Sharjah 24 – WAM: Brigadier General Ahmed Abdulaziz Shuhail, Director of Sharjah's Punitive and Correctional Institution, affirmed that the UAE's punitive and correctional institutions respect human rights pertaining to freedom of belief and opinion, healthcare services, and equality.
He added that the institution's headquarters comprises a human rights office affiliated to the office of the Deputy Commander-in-Chief of Sharjah Police, who is mandated with ensuring prisoners' human rights are protected.
Brigadier General Shuhail said, "As part of the Directorate General of Punitive and Correctional Establishments at the Ministry of Interior, we seek to achieve several goals, starting with implementing the penalties set forth by legislators and the reform process, and ending with the prisoner's return to his normal life as productive member of society."

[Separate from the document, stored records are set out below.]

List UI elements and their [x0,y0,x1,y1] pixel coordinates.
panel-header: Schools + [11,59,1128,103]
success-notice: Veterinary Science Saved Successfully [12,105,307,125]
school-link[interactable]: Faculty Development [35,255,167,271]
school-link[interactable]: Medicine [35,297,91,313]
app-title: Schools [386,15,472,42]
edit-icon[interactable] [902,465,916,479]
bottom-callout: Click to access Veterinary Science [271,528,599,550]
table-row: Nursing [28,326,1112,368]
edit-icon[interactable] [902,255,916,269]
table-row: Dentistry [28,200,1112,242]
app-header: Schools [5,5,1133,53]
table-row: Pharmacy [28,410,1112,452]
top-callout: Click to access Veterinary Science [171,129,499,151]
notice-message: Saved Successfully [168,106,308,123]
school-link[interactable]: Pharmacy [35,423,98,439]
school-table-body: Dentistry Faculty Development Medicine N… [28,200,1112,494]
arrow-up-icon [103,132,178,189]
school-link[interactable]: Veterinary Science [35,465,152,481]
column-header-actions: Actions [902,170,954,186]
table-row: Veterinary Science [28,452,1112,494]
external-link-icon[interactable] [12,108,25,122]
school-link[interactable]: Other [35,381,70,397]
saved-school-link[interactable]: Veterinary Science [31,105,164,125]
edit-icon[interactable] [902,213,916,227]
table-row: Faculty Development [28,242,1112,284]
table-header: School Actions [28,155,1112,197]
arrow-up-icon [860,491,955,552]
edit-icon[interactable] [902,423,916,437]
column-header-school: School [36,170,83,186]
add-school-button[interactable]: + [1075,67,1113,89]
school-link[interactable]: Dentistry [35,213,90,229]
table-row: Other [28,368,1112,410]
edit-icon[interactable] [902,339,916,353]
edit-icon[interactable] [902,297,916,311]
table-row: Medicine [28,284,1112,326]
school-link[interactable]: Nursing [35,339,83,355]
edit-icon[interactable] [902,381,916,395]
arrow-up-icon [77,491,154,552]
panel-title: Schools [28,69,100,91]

He highlighted the institution's top initiatives, including one to establish a nursery for the children of prisoners, which now cares for 11 children, providing them with health and social care and recreational activities, as well as a health initiative to provide prisoners with dental implants, which covered 109 prisoners.
Through the Sanad initiative, the General Command of the Sharjah Police helped enroll the families of prisoners in professional courses and workshops and grant them licenses to market and sell their products.
Brigadier General Shuhail stated that their eVisit initiative, launched in cooperation with the Sharjah Social Services Department (SSSD), allows prisoners to see their families and spend time with their children, while complying with COVID-19 precautionary measures, while the Faraj Fund initiative helped pay AED1.8 million worth of settlements for prisoners during the first quarter of 2021, in cooperation with the Sharjah Charity International, Sharjah Cooperative Society, Beit Al Khair Society, Khalifa bin Zayed Al Nahyan Foundation, Sharjah Islamic Bank, Emirates Red Crescent, and others.
He also mentioned the institution's vocational rehabilitation programme, which trains prisoners in handcrafting and farming, and the wood recycling, which, with through the help of prisoners, recycled 250,000 tonnes of wood in the past two years.
As for the institution's educational programme, it enables many prisoners to receive their high school diplomas, and others obtained diplomas in tourism and travel, he added, noting that they plan to extend the educational programme to cover master's and doctorate degrees.
Brigadier General Shuhail added that, during the pandemic, the number of prisoner dropped from 5,300 in 2019 to 3,500 in 2020, adding that all the prisoners received the COVID-19 vaccine.